Doch vergessen wir diese Ewiggestrigen und freuen uns lieber auf den nächsten Tag. Da geht es in der Früh, nach einem entspannten Aufstehen und einem ersten Kaffee im angemieteten Apartment, nämlich zu einem unserer Lieblingsorte … und dort gleich zum nächsten Kaffee, dem kleinen Cappuccino im Glas, hierorts auch als „Capo in B“ tituliert. Wer den nicht kennt, sollte ihn kennenlernen. Und wer ihn zu Hause nachmachen will, wird bald merken, dass er in Triest einfach besser schmeckt. Muss wohl an dem Blick aufs Meer liegen, den wir allmorgendlich genießen dürfen. Dazu speisen wir jeder ein süß gefülltes Croissant, das hier übrigens nicht „Cornetto“ heißt, so wie in Venedig, sondern „Brioche“. Wer kennt sich da noch aus?

Nach diesem Frühstück machen wir uns auf den Weg zu unserem nächsten Ziel – und plötzlich steht da schon wieder ein alter Bekannter vor mir, wieder einer, den ich seit Jahren nicht gesehen habe. Man freut sich einerseits, weiß aber andererseits gar nicht, was man sagen soll. Weil man natürlich überrascht ist, weil man nach der langen Zeit ziemlich schmähstad ist, und weil man sich auch insgeheim denkt, dass man ja nicht in den Urlaub fährt, um Leute zu treffen.

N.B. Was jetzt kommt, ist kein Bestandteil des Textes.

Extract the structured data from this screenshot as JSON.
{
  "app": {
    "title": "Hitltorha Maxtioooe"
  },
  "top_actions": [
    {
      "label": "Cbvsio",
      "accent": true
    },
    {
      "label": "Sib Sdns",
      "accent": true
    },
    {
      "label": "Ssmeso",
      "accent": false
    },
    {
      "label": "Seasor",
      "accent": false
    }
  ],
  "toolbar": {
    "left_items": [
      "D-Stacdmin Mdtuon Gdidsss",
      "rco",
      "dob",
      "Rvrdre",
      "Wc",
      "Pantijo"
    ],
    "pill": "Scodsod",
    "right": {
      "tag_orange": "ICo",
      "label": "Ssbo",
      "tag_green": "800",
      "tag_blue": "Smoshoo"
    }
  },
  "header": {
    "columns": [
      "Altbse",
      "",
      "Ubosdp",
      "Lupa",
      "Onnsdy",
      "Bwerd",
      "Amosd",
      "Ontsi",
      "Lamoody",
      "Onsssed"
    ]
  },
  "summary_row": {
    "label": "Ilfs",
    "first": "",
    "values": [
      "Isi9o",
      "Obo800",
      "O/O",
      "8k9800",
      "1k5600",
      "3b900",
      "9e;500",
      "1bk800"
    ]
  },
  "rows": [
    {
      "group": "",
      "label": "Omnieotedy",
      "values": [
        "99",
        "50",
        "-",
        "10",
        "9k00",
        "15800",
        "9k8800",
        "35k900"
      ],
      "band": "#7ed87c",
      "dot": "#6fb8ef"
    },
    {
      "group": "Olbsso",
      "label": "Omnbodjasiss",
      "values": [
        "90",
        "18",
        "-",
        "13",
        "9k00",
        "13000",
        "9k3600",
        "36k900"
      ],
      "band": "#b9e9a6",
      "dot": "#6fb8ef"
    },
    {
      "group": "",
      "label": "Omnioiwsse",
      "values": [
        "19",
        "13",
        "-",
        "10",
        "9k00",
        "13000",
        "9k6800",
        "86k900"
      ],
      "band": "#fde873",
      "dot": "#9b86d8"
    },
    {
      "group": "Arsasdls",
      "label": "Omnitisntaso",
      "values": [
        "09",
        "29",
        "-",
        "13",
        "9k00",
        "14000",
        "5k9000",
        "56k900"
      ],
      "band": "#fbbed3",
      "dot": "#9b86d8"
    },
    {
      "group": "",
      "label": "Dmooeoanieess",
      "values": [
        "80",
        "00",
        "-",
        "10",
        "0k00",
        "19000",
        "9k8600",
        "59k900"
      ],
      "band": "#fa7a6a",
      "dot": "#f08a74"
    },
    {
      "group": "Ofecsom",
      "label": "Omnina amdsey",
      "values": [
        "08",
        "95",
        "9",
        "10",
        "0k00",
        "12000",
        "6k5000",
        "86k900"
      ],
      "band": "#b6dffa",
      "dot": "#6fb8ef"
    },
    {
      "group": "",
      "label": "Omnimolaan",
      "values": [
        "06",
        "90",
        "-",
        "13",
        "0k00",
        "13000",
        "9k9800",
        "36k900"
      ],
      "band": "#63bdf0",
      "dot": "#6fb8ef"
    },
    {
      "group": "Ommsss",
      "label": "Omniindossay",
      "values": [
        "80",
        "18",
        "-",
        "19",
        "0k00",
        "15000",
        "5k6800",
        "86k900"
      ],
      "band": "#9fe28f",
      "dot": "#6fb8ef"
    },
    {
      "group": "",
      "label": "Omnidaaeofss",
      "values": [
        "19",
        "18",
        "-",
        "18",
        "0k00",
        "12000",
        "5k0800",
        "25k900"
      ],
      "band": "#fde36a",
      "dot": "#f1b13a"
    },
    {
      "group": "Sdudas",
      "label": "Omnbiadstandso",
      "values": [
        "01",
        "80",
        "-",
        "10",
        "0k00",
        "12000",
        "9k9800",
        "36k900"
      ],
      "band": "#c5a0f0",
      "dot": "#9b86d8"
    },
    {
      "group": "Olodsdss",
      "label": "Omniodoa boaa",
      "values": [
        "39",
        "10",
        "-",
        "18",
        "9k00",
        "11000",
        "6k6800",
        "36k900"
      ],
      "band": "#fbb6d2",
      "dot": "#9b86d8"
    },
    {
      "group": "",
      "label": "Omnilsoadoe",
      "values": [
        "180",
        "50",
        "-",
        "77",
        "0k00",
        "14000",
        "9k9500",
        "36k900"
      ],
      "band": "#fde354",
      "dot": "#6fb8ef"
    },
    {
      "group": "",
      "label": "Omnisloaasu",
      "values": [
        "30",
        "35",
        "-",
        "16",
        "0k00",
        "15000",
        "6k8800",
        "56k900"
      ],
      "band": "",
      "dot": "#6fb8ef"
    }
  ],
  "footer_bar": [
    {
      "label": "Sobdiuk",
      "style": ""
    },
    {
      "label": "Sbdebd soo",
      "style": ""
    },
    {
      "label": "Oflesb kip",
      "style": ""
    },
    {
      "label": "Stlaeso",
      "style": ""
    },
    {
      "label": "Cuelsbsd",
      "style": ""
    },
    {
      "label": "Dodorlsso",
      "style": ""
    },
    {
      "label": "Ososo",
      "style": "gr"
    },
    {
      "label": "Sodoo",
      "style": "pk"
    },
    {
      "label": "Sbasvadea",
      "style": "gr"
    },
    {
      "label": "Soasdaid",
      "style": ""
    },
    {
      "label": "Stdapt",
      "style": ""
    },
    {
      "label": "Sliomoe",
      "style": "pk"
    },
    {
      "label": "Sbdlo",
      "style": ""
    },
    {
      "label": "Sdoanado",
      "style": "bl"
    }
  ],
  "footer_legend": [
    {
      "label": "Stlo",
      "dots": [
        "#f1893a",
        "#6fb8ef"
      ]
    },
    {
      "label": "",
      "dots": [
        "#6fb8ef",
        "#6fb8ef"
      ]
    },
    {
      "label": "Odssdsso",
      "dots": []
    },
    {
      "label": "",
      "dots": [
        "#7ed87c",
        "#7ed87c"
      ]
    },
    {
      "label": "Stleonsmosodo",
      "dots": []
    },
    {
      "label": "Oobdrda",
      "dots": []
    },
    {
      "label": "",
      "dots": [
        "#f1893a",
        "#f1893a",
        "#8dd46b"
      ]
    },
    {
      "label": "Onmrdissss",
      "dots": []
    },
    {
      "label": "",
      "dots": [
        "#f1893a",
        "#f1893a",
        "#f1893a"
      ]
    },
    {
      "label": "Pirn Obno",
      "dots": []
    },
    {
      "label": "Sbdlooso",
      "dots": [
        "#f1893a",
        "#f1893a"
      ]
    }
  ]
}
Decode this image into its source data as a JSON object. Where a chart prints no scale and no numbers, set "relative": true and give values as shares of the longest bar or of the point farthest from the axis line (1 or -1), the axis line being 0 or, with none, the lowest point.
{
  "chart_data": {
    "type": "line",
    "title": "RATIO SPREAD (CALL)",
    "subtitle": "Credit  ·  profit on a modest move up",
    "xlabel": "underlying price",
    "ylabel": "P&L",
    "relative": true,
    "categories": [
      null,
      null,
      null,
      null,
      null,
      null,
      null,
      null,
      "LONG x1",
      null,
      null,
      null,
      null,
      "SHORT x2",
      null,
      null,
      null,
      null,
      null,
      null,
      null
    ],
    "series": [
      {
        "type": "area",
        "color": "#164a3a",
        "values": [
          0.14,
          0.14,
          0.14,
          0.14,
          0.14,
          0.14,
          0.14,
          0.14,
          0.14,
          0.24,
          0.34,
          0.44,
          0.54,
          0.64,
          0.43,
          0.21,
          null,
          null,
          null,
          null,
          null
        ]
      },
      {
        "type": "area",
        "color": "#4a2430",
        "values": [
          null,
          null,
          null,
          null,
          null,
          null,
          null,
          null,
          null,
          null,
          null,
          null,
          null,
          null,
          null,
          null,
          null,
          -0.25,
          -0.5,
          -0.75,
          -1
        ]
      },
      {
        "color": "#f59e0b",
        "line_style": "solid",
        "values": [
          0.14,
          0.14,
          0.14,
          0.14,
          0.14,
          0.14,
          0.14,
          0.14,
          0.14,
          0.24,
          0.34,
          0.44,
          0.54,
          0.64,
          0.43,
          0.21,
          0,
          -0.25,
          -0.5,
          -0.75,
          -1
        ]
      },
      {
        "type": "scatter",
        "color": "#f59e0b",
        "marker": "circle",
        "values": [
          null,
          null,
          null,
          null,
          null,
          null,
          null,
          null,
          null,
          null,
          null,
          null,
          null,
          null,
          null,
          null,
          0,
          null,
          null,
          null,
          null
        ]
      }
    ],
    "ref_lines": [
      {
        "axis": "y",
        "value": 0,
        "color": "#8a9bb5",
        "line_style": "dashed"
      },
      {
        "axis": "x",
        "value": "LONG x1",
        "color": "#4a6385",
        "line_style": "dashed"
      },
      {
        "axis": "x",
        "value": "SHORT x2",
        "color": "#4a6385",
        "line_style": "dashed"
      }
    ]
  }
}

Wer obigen Ausschnitt aus einem herrlichen Garten-Lapidarium (= Sammlung von Steinwerken; ja, ich habe in der allwissenden Müllhalde nachgeschaut) sieht, der wird verstehen, dass wir diesen Ort gern ein zweites Mal besuchen: das Museo d’Antichità JJ Winckelmann, auch Winckelmann-Museum genannt und dem Begründer der wissenschaftlichen Archäologie gewidmet. Johann Joachim Winckelmann wurde 1717 im deutschen Stendal geboren und 1768 in Triest von irgendeinem Widerling ermordet. Den Besuch in „seinem“ Museum der Antike sollte man keinesfalls verpassen – nicht nur wegen des Kenotaphs (aber jetzt schauen Sie selber nach …) von Winckelmann, sondern auch wegen der ägyptischen, etruskischen, griechischen, Maya- und vielen anderen Exponate sowie der Einblicke in die Erforschung der Karsthöhlen der Gegend.

Wir schlendern dann noch eine Runde durch den Park, bevor wir den alten Glockenturm der Kathedrale besteigen und uns wieder einmal der Aussicht hingeben.

Und weil wir nicht immer nur Objekte aus dem Altertum betrachten wollen (so interessant sie auch sind), suchen wir anschließend noch den Mercato Coperto Trieste in einem Stadtteil auf, den wir bisher kaum begangen haben. Dieser überdachte Markt wurde 1936 von einem reichen Kaufmann errichtet und besticht durch seine moderne Architektur, innen wie außen. Leider ist aber nicht mehr viel los im Mercato; im Erdgeschoß finden sich noch ein paar Lebensmittelstandln, doch die Geschäfte in den über spiralförmige Aufstiege – und Rolltreppen, keine Angst – erreichbaren oberen Etagen stehen zum Großteil leer. Wahrscheinlich ist auch dieser Markt der Seuche der riesigen Supermärkte in den Außenbezirken zum Opfer gefallen … oder dem Online-Bestellungwahnsinn via Mobiltelefon.
Darüber wollen wir uns aber nicht den Kopf zerbrechen, weil das noch nie genützt hat. Schließen wir den Abend lieber auf der Mole ab. Und dann bei einer Pizza. Punktum. (ph)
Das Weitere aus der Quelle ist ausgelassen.